Manchmal wundert man sich schon, auf welches Niveau Menschen sinken können. Sie stellen sich in ein Fußballstadion und singen inbrünstig, in Gruppe und voller Freude: „Ohne Puppe habt ihr keinen Sex.“Und das nur, weil die Fans der gegnerischen Mannschaft – gewiß auch keine sympathischen Gestalten, die da aus Leipzig angereist waren – mit einer Gummipuppe wedelten. Den Feind auf originelle und witzige Weise verächtlich zu machen und zu verspotten, dafür waren die Fans des FC St. Pauli einst berühmt. Davon ist nichts mehr übrig geblieben.
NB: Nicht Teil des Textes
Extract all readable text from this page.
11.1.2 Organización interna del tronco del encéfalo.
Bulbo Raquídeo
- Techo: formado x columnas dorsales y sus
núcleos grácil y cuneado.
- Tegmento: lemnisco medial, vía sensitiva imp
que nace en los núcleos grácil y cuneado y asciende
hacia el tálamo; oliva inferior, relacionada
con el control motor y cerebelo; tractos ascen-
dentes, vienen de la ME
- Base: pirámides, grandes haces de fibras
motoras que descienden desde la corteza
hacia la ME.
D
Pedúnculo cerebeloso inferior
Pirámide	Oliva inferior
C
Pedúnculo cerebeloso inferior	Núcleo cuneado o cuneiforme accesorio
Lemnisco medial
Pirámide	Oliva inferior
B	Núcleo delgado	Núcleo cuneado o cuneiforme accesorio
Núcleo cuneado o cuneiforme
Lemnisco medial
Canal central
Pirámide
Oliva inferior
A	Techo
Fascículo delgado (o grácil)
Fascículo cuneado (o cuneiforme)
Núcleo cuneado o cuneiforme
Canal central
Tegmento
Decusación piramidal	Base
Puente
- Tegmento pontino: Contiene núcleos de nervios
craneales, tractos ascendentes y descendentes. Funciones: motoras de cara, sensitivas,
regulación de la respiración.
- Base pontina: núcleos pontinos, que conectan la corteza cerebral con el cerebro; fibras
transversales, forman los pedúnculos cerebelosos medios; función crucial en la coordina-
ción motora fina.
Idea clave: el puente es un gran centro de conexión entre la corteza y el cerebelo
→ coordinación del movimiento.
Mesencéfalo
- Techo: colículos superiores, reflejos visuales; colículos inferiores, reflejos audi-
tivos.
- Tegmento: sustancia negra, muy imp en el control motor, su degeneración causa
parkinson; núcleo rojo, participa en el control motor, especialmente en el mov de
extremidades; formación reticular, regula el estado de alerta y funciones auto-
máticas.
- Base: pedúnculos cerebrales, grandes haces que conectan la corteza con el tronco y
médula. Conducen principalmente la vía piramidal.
Zu Beginn der Rückrunde überraschte eine Gruppe von ungefähr 200 Schreihälsen die anderen Zuschauer im Stadion. Ein Teil der Gegentribüne wurde zur „Singing Area“erklärt, von wo aus der Heimverein lautstark unterstützt und das restliche Publikum aus seiner passiven Rolle des Nur-Zuschauers gelockt werden sollte. Doch erreichte man bei den sturen Nichtbrüllern nur das Gegenteil: Jetzt singt erst recht nur die „Singing Area“. Eine solche Institutionalisierung von Fan-Ritualen sind der Tod jeglicher Selbstironie. Und deren Mangel führt zu einer Verbissenheit, die in der Kombination mit der Stumpfheit der Sprechchöre bei vielen ein unangenehmes Gefühl weckt: Hier wird der Teufel mit dem Beelzebub vertrieben.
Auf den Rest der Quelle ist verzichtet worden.